Dass dabei die Willensbildung von Arzt und Patient durch die Bezifferung der Kosten für die Medikamente gesteuert werden soll, ist ein legitimes Anliegen der Vertragspartner. Die Erhaltung der finanziellen Stabilität der gesetzlichen Krankenversicherung ist ein Gemeinwohlbelang von hohem Rang (BVerfGE 68, 193, 218; 82, 201, 230). Dabei ist es ein besonderes Anliegen des Gesetzgebers, die Arzneimittelausgaben zu steuern. Im Jahre 2005 sind die Arzneimittelausgaben - bereinigt um die Rückführung des Herstellerrabatts - um rund 2,5 Mrd. EUR gestiegen (s. die Begründung zum Gesetz zur Verbesserung der Wirtschaftlichkeit in der Arzneimittelversorgung, BT-Drucks. 16/194, 6). In dieser Steigerung der Arzneimittelausgaben sieht der Gesetzgeber einen Verstoß sowohl gegen das Wirtschaftlichkeitsprinzip in der gesetzlichen Krankenversicherung als auch gegen den Grundsatz der Beitragssatzstabilität. Der Gesetzgeber erwartet dabei von allen Akteuren entsprechende Reaktionen. Dazu gehören z.B. gemäß § 84 Abs. 1 Satz 2 Nr. 3 SGB V Sofortmaßnahmen auf sich abzeichnende Überschreitungen des vereinbarten Ausgabenvolumens. Im Gesetz zur Verbesserung der Wirtschaftlichkeit in der Arzneimittelversorgung vom 26.04.2006 (BGBl. I, 984) hat der Gesetzgeber in § 84 Abs. 7a SGB V den Spitzenverbänden der Krankenkassen und der Kassenärztlichen Bundesvereinigung aufgegeben, Durchschnittskosten je definierter Dosiereinheit auf Bundesebene zu vereinbaren, die Bestandteil der Vereinbarung nach § 84 Abs. 1 SGB V sind, wenn die nicht die regionalen Vertragspartner eine abweichende adäquate Regelung zur Verbesserung der Wirtschaftlichkeit der Arzneimittelversorgung treffen (§ 84 Abs. 4a SGB V). Der Gesetzgeber geht bei dieser Regelung von erheblichen Wirtschaftlichkeitsreserven insbesondere bei der therapiegerechten Auswahl von Wirkstoffen und Wirkstoffklassen aus (vgl. LSG NRW, Beschlüsse vom 27.06.2006 - L 11 B 30/06 und 31/06 KA ER -). Solche Aspekte der Kostendämpfung bei den Arzneimitteln beanspruchen auch und gerade im Bereich neuer Behandlungsmethoden - wie hier - Geltung.

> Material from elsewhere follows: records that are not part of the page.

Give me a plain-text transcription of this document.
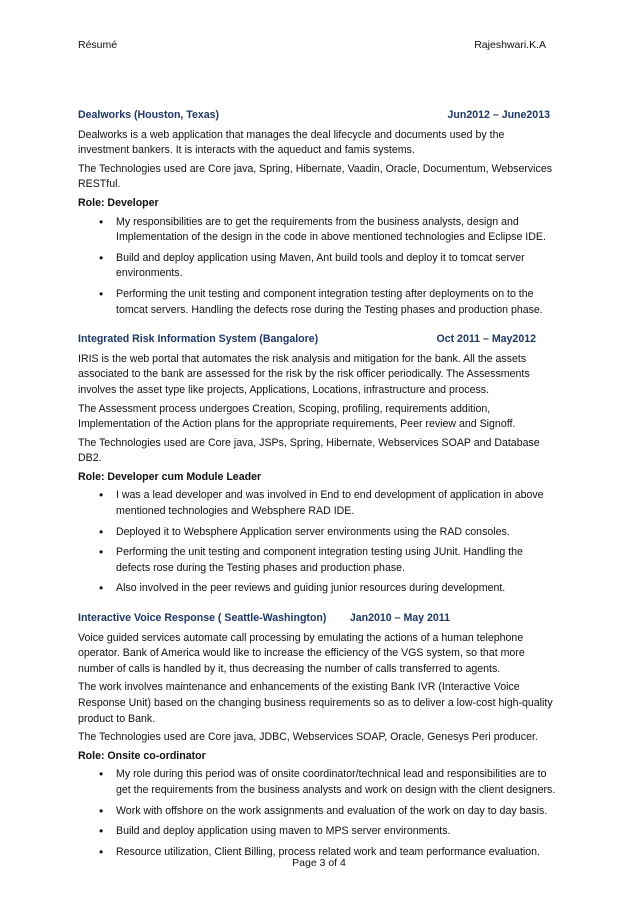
Résumé	Rajeshwari.K.A
Dealworks (Houston, Texas)	Jun2012 – June2013

Dealworks is a web application that manages the deal lifecycle and documents used by the investment bankers. It is interacts with the aqueduct and famis systems.

The Technologies used are Core java, Spring, Hibernate, Vaadin, Oracle, Documentum, Webservices RESTful.

Role: Developer

• My responsibilities are to get the requirements from the business analysts, design and Implementation of the design in the code in above mentioned technologies and Eclipse IDE.
• Build and deploy application using Maven, Ant build tools and deploy it to tomcat server environments.
• Performing the unit testing and component integration testing after deployments on to the tomcat servers. Handling the defects rose during the Testing phases and production phase.
Integrated Risk Information System (Bangalore)	Oct 2011 – May2012

IRIS is the web portal that automates the risk analysis and mitigation for the bank. All the assets associated to the bank are assessed for the risk by the risk officer periodically. The Assessments involves the asset type like projects, Applications, Locations, infrastructure and process.

The Assessment process undergoes Creation, Scoping, profiling, requirements addition, Implementation of the Action plans for the appropriate requirements, Peer review and Signoff.

The Technologies used are Core java, JSPs, Spring, Hibernate, Webservices SOAP and Database DB2.

Role: Developer cum Module Leader

• I was a lead developer and was involved in End to end development of application in above mentioned technologies and Websphere RAD IDE.
• Deployed it to Websphere Application server environments using the RAD consoles.
• Performing the unit testing and component integration testing using JUnit. Handling the defects rose during the Testing phases and production phase.
• Also involved in the peer reviews and guiding junior resources during development.
Interactive Voice Response ( Seattle-Washington) Jan2010 – May 2011

Voice guided services automate call processing by emulating the actions of a human telephone operator. Bank of America would like to increase the efficiency of the VGS system, so that more number of calls is handled by it, thus decreasing the number of calls transferred to agents.

The work involves maintenance and enhancements of the existing Bank IVR (Interactive Voice Response Unit) based on the changing business requirements so as to deliver a low-cost high-quality product to Bank.

The Technologies used are Core java, JDBC, Webservices SOAP, Oracle, Genesys Peri producer.

Role: Onsite co-ordinator

• My role during this period was of onsite coordinator/technical lead and responsibilities are to get the requirements from the business analysts and work on design with the client designers.
• Work with offshore on the work assignments and evaluation of the work on day to day basis.
• Build and deploy application using maven to MPS server environments.
• Resource utilization, Client Billing, process related work and team performance evaluation.
Page 3 of 4
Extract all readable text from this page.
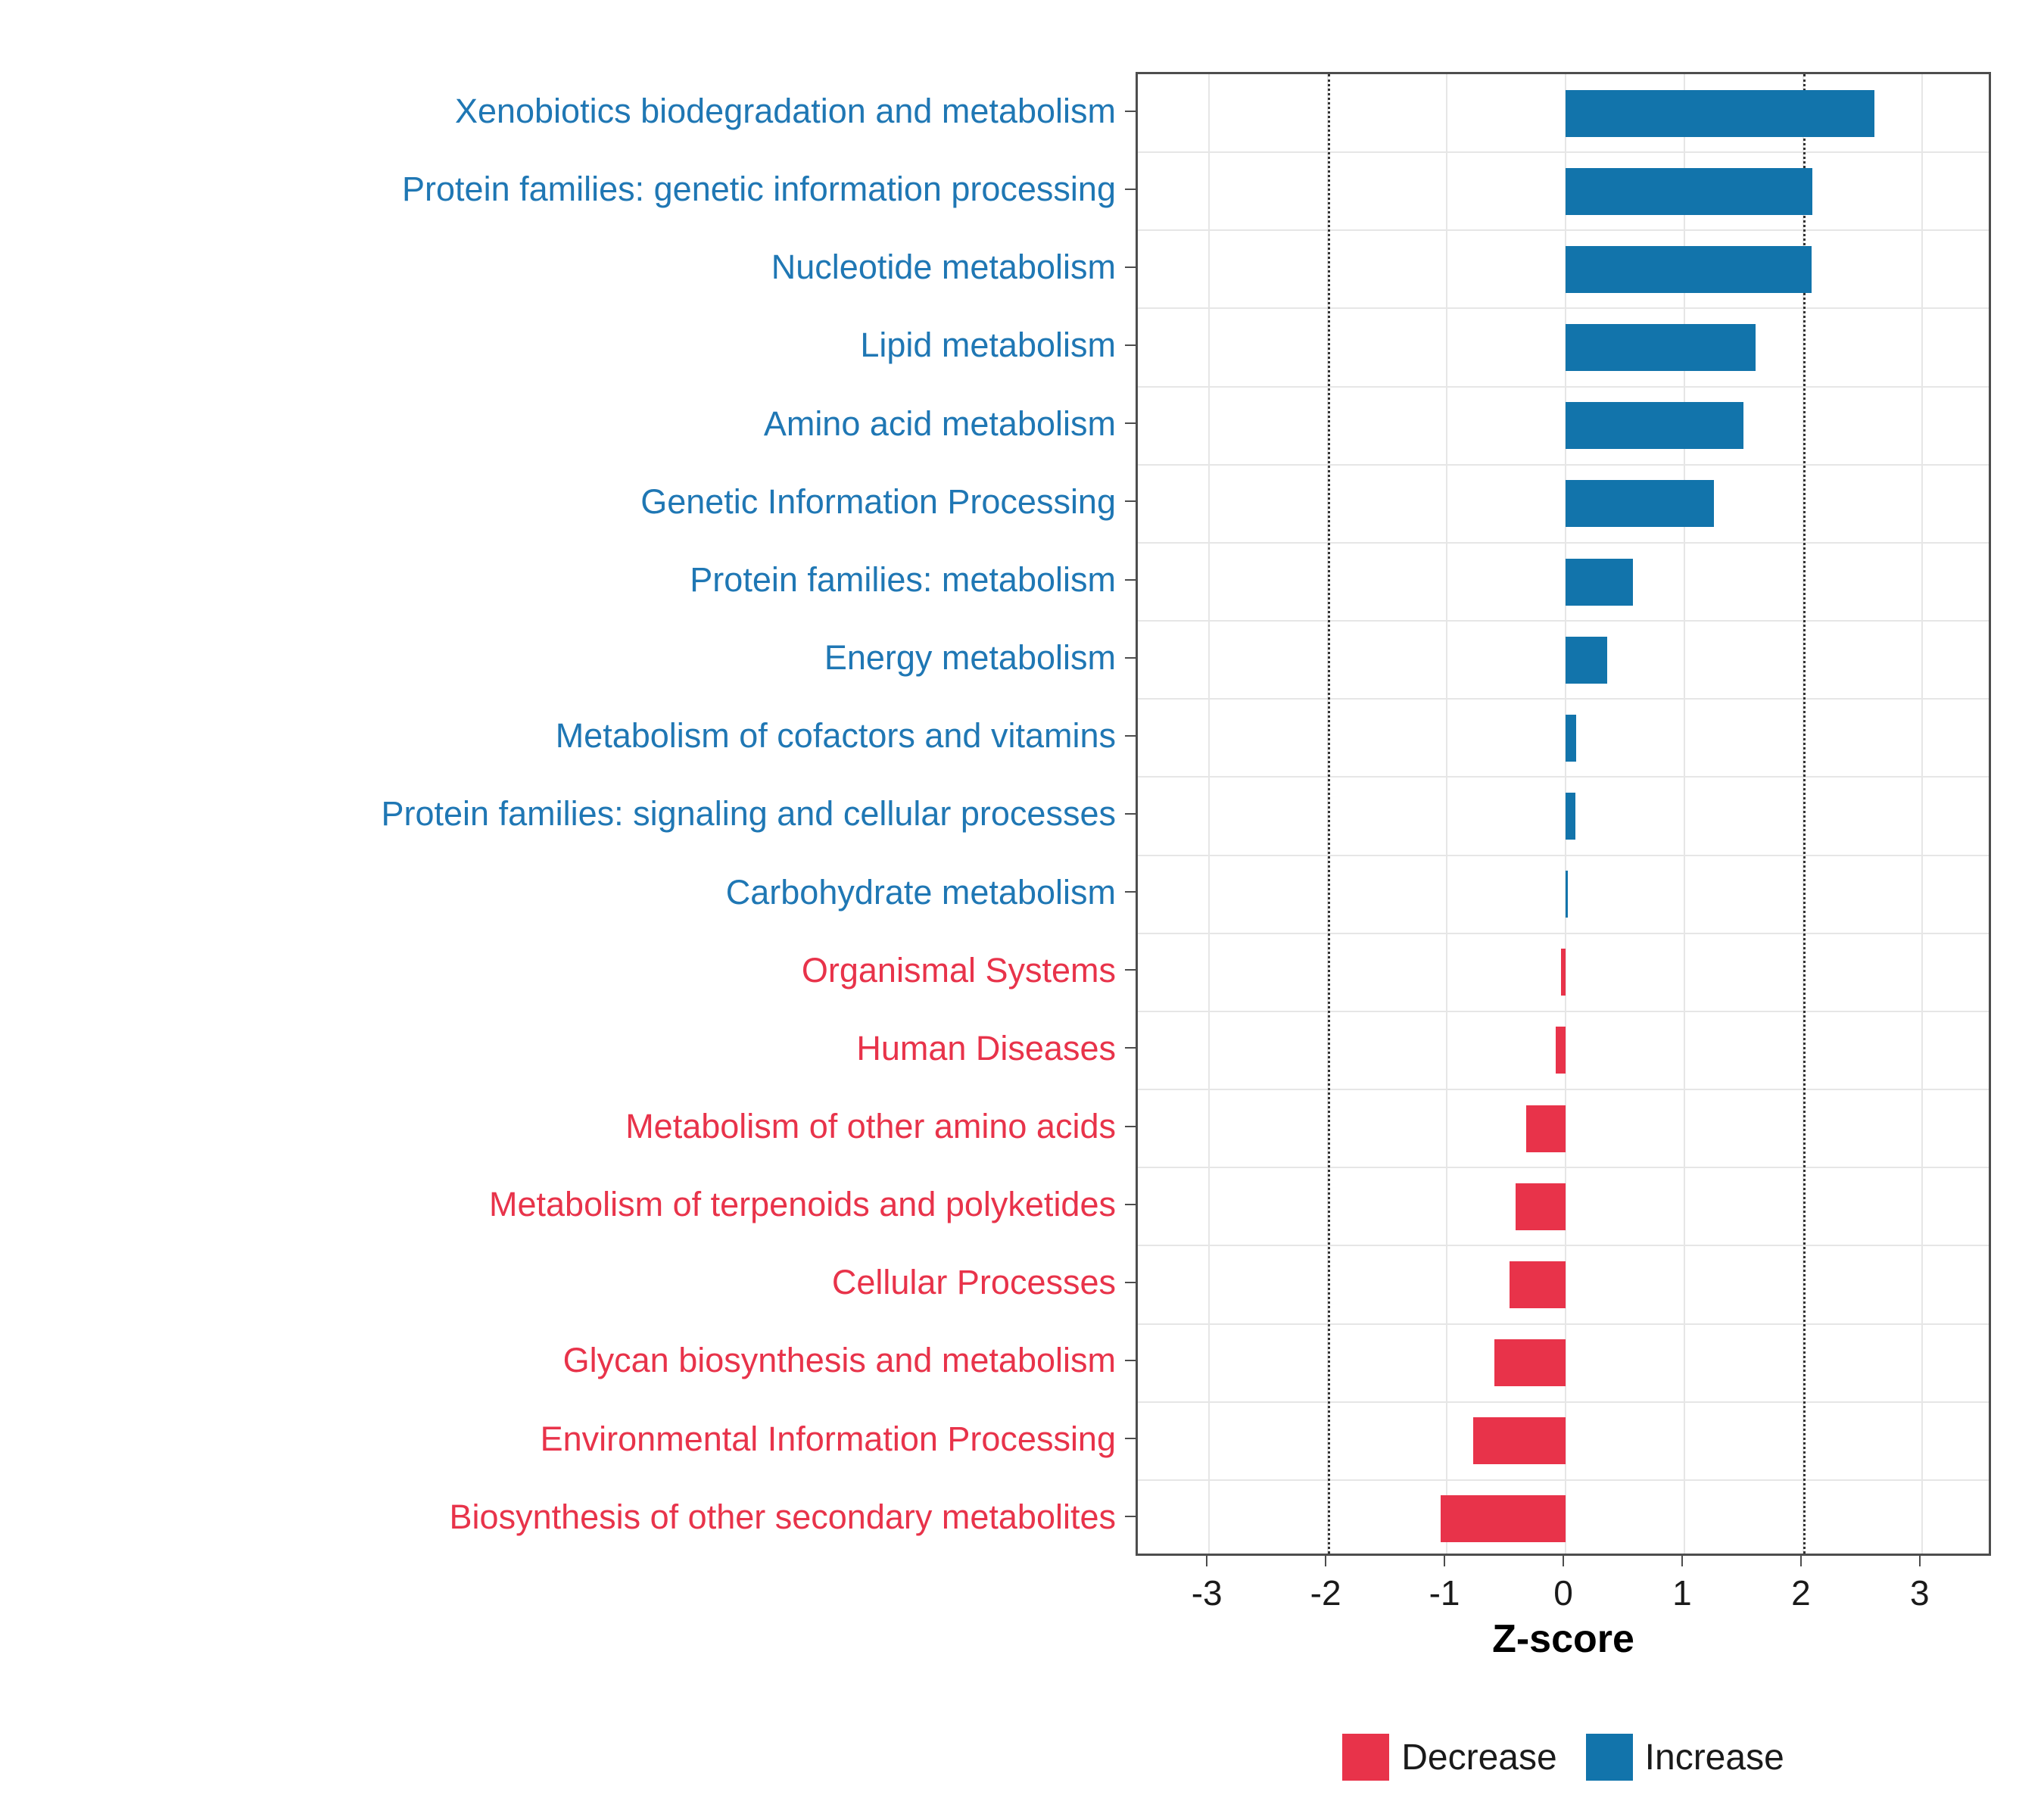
Xenobiotics biodegradation and metabolism
Protein families: genetic information processing
Nucleotide metabolism
Lipid metabolism
Amino acid metabolism
Genetic Information Processing
Protein families: metabolism
Energy metabolism
Metabolism of cofactors and vitamins
Protein families: signaling and cellular processes
Carbohydrate metabolism
Organismal Systems
Human Diseases
Metabolism of other amino acids
Metabolism of terpenoids and polyketides
Cellular Processes
Glycan biosynthesis and metabolism
Environmental Information Processing
Biosynthesis of other secondary metabolites
-3	-2	-1	0	1	2	3
Z-score
Decrease Increase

Angesichts vergleichbarer Wirkstoffe in Avastin und Lucentis kann es deshalb im Rahmen der gebotenen summarischen Prüfung nicht beanstandet werden, wenn die Vertragspartner der gesetzgeberischen Zielsetzung entsprechend preiswertere Alternativen gegenüber einem Quasi-Monopolprodukt in den Vordergrund stellen.

Die Kostenentscheidung folgt aus der entsprechenden Anwendung des § 183 SGG in Verbindung mit Art. 17 Abs. 1 Satz 2 des 6. SGG-ÄndG sowie § 197a Abs. 1 SGG in Verbindung mit §§ 154 Abs. 1, 162 Abs. 1 VwGO.